UBC Theses and Dissertations

UBC Theses Logo

UBC Theses and Dissertations

Genetic analysis of the role of cellulose in Arabidopsis seed coat development and mucilage adherence Griffiths, Jonathan Stewart


Primary plant cell walls are comprised largely of the polysaccharides cellulose, hemicellulose, and pectins, and can also contain up to 10% protein. These cell wall components interact non-covalently and covalently to form a functional cell wall. Interactions between cellulose and pectins are poorly understood, and are the focus of this research. Arabidopsis seed coat epidermal cells produce three distinct types of cell walls: an outer primary wall; mucilage, a specialized wall composed primarily of pectins; and a rigid columella. When seeds are hydrated, mucilage expands rapidly, breaking the outer wall, to form a mucilage halo that surrounds and remains adherent to the seed. The columella appears to be composed primarily of cellulose, and is therefore an excellent model for investigating cellulose biosynthesis. Cell wall biosynthesis and polysaccharide interactions were examined during seed coat development and in mucilage adherence to better understand cell wall assembly and function. Cellulose is synthesized by the CELLULOSE SYNTHASE A (CESA) family of glucosyltransferases. It has been proposed that at least three different CESAs are required to form a functional Cellulose Synthase Complex (CSC). I investigated the contribution of CESA2, CESA5 and CESA9 in cellulose biosynthesis during seed coat development.
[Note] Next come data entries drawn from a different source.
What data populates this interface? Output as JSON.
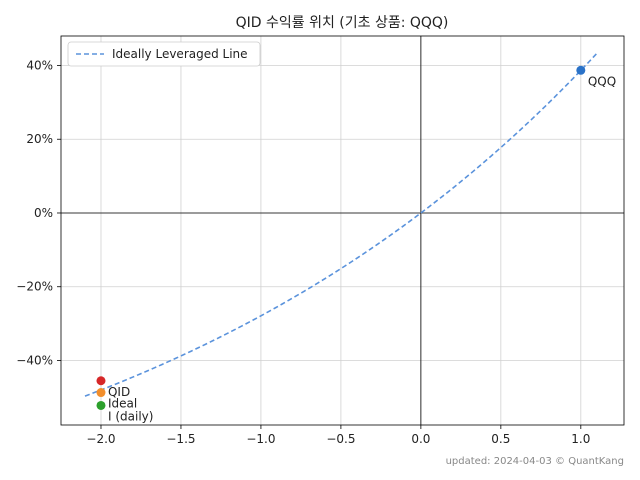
{
  "chart_data": {
    "type": "scatter",
    "title": "QID 수익률 위치 (기초 상품: QQQ)",
    "xlabel": "",
    "ylabel": "",
    "xlim": [
      -2.25,
      1.27
    ],
    "ylim": [
      -0.575,
      0.48
    ],
    "x_ticks": [
      -2.0,
      -1.5,
      -1.0,
      -0.5,
      0.0,
      0.5,
      1.0
    ],
    "x_tick_labels": [
      "−2.0",
      "−1.5",
      "−1.0",
      "−0.5",
      "0.0",
      "0.5",
      "1.0"
    ],
    "y_ticks": [
      0.4,
      0.2,
      0.0,
      -0.2,
      -0.4
    ],
    "y_tick_labels": [
      "40%",
      "20%",
      "0%",
      "−20%",
      "−40%"
    ],
    "grid": true,
    "legend": {
      "placement": "top-left",
      "entries": [
        "Ideally Leveraged Line"
      ]
    },
    "curve": {
      "name": "Ideally Leveraged Line",
      "style": "dashed",
      "color": "#5b93dc",
      "base_return": 0.3867,
      "x_range": [
        -2.1,
        1.1
      ]
    },
    "points": [
      {
        "label": "QQQ",
        "x": 1.0,
        "y": 0.387,
        "color": "#2a72c8"
      },
      {
        "label": "QID",
        "x": -2.0,
        "y": -0.455,
        "color": "#d62728"
      },
      {
        "label": "Ideal",
        "x": -2.0,
        "y": -0.487,
        "color": "#f28e2b"
      },
      {
        "label": "I (daily)",
        "x": -2.0,
        "y": -0.522,
        "color": "#2ca02c"
      }
    ],
    "footer": "updated: 2024-04-03 © QuantKang"
  }
}
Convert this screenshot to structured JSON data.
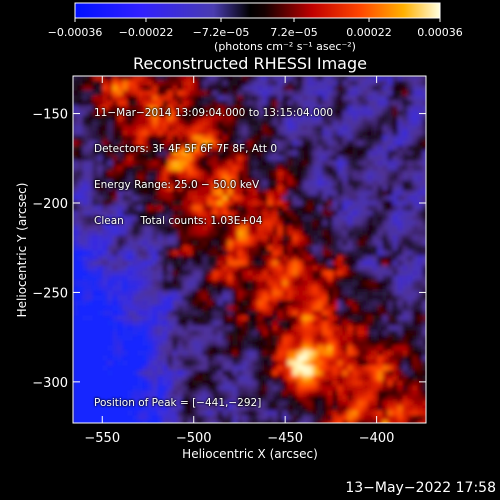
{
  "chart_data": {
    "type": "heatmap",
    "title": "Reconstructed RHESSI Image",
    "xlabel": "Heliocentric X (arcsec)",
    "ylabel": "Heliocentric Y (arcsec)",
    "xlim": [
      -566,
      -373
    ],
    "ylim": [
      -323,
      -129
    ],
    "x_ticks": [
      {
        "value": -550,
        "label": "−550"
      },
      {
        "value": -500,
        "label": "−500"
      },
      {
        "value": -450,
        "label": "−450"
      },
      {
        "value": -400,
        "label": "−400"
      }
    ],
    "y_ticks": [
      {
        "value": -150,
        "label": "−150"
      },
      {
        "value": -200,
        "label": "−200"
      },
      {
        "value": -250,
        "label": "−250"
      },
      {
        "value": -300,
        "label": "−300"
      }
    ],
    "colorbar": {
      "range": [
        -0.00036,
        0.00036
      ],
      "tick_values": [
        -0.00036,
        -0.00022,
        -7.2e-05,
        7.2e-05,
        0.00022,
        0.00036
      ],
      "tick_labels": [
        "−0.00036",
        "−0.00022",
        "−7.2e−05",
        "7.2e−05",
        "0.00022",
        "0.00036"
      ],
      "unit_label": "(photons cm⁻² s⁻¹ asec⁻²)"
    },
    "peak": {
      "x": -441,
      "y": -292
    },
    "annotations": {
      "time_range": "11−Mar−2014 13:09:04.000 to 13:15:04.000",
      "detectors": "Detectors: 3F 4F 5F 6F 7F 8F, Att 0",
      "energy_range": "Energy Range: 25.0 − 50.0 keV",
      "method": "Clean     Total counts: 1.03E+04",
      "peak_label": "Position of Peak = [−441,−292]"
    },
    "grid": false
  },
  "timestamp": "13−May−2022 17:58"
}
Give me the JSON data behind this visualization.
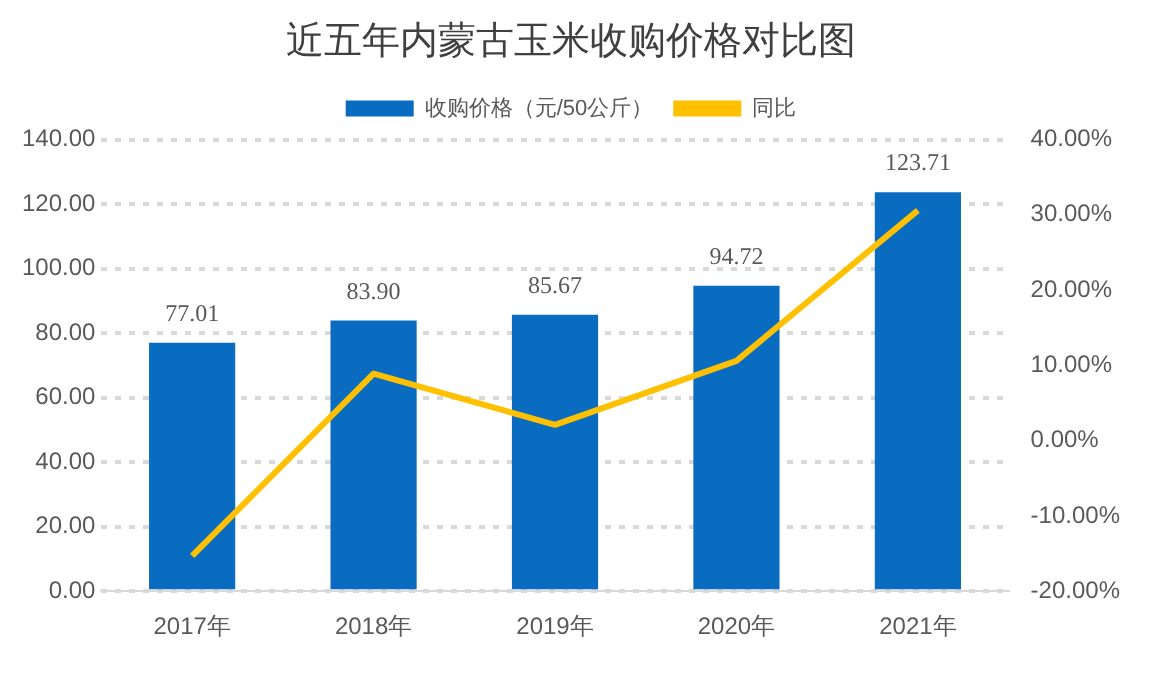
{
  "chart_data": {
    "type": "bar",
    "title": "近五年内蒙古玉米收购价格对比图",
    "categories": [
      "2017年",
      "2018年",
      "2019年",
      "2020年",
      "2021年"
    ],
    "series": [
      {
        "name": "收购价格（元/50公斤）",
        "color": "#0a6cc0",
        "values": [
          77.01,
          83.9,
          85.67,
          94.72,
          123.71
        ],
        "value_labels": [
          "77.01",
          "83.90",
          "85.67",
          "94.72",
          "123.71"
        ]
      },
      {
        "name": "同比",
        "type": "line",
        "axis": "y2",
        "color": "#ffc000",
        "values": [
          -15.3,
          8.9,
          2.1,
          10.6,
          30.6
        ]
      }
    ],
    "ylim": [
      0,
      140
    ],
    "yticks": [
      {
        "value": 0,
        "label": "0.00"
      },
      {
        "value": 20,
        "label": "20.00"
      },
      {
        "value": 40,
        "label": "40.00"
      },
      {
        "value": 60,
        "label": "60.00"
      },
      {
        "value": 80,
        "label": "80.00"
      },
      {
        "value": 100,
        "label": "100.00"
      },
      {
        "value": 120,
        "label": "120.00"
      },
      {
        "value": 140,
        "label": "140.00"
      }
    ],
    "y2lim": [
      -20,
      40
    ],
    "y2ticks": [
      {
        "value": -20,
        "label": "-20.00%"
      },
      {
        "value": -10,
        "label": "-10.00%"
      },
      {
        "value": 0,
        "label": "0.00%"
      },
      {
        "value": 10,
        "label": "10.00%"
      },
      {
        "value": 20,
        "label": "20.00%"
      },
      {
        "value": 30,
        "label": "30.00%"
      },
      {
        "value": 40,
        "label": "40.00%"
      }
    ],
    "grid": "y",
    "legend": "top",
    "marker": "none",
    "line_style": "solid"
  }
}
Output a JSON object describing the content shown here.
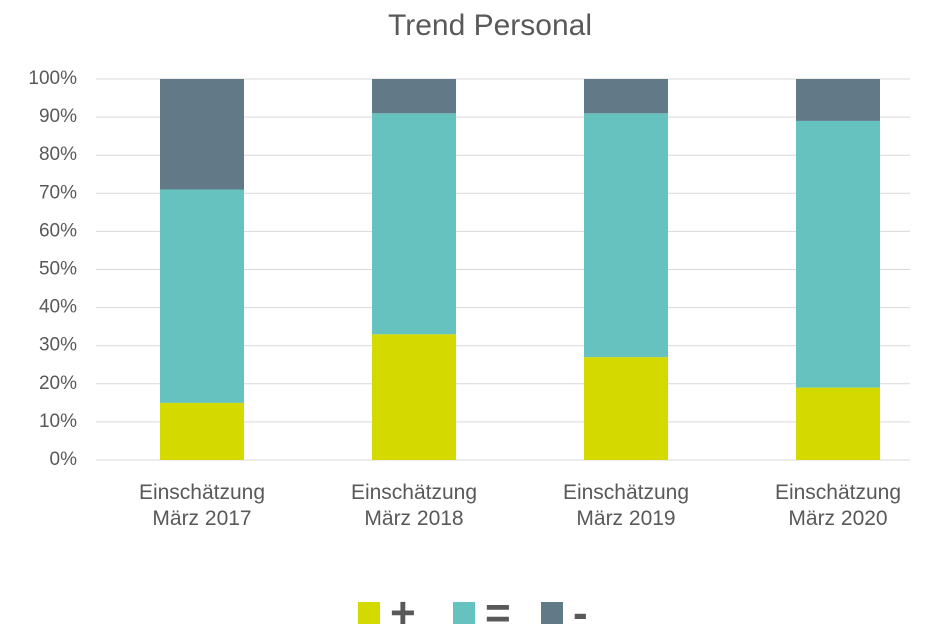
{
  "chart_data": {
    "type": "bar",
    "stacked": true,
    "title": "Trend Personal",
    "categories": [
      "Einschätzung März 2017",
      "Einschätzung März 2018",
      "Einschätzung März 2019",
      "Einschätzung März 2020"
    ],
    "series": [
      {
        "name": "+",
        "color": "#d4da00",
        "values": [
          15,
          33,
          27,
          19
        ]
      },
      {
        "name": "=",
        "color": "#66c2be",
        "values": [
          56,
          58,
          64,
          70
        ]
      },
      {
        "name": "-",
        "color": "#627a88",
        "values": [
          29,
          9,
          9,
          11
        ]
      }
    ],
    "ylim": [
      0,
      100
    ],
    "yticks": [
      {
        "value": 0,
        "label": "0%"
      },
      {
        "value": 10,
        "label": "10%"
      },
      {
        "value": 20,
        "label": "20%"
      },
      {
        "value": 30,
        "label": "30%"
      },
      {
        "value": 40,
        "label": "40%"
      },
      {
        "value": 50,
        "label": "50%"
      },
      {
        "value": 60,
        "label": "60%"
      },
      {
        "value": 70,
        "label": "70%"
      },
      {
        "value": 80,
        "label": "80%"
      },
      {
        "value": 90,
        "label": "90%"
      },
      {
        "value": 100,
        "label": "100%"
      }
    ],
    "grid": true,
    "legend": "bottom"
  }
}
Based on seed coat epidermal cell morphology and cellulose quantification, all three CESAs have non-redundant roles in secondary wall biosynthesis, while CESA5 specifically functions in mucilage biosynthesis. CESA3 is expressed in the seed coat during mucilage biosynthesis and missense mutations in CESA3, isoxaben resistant 1 (ixr1-1 and ixr1-2), result in altered mucilage structure and pectin distribution, and reduced cellulose amounts in seeds. The mechanism of mucilage adherence was examined by comparing two loss of function mutants that disrupt adherence, cesa5-1 and sos5-2. SOS5 encodes an arabinogalactan protein hypothesized to influence adherence through CESA5. However, the phenotype of each single mutant differs and a cesa5 sos5 double mutant has an enhanced phenotype. Therefore, it is unlikely that SOS5 promotes mucilage adherence through CESA5. SOS5 may influence mucilage structure through galactans, as it is required for the proper function of the !- galactosidase, MUM2. This demonstrates a role for AGPs in galactan metabolism and cell wall polysaccharide interactions.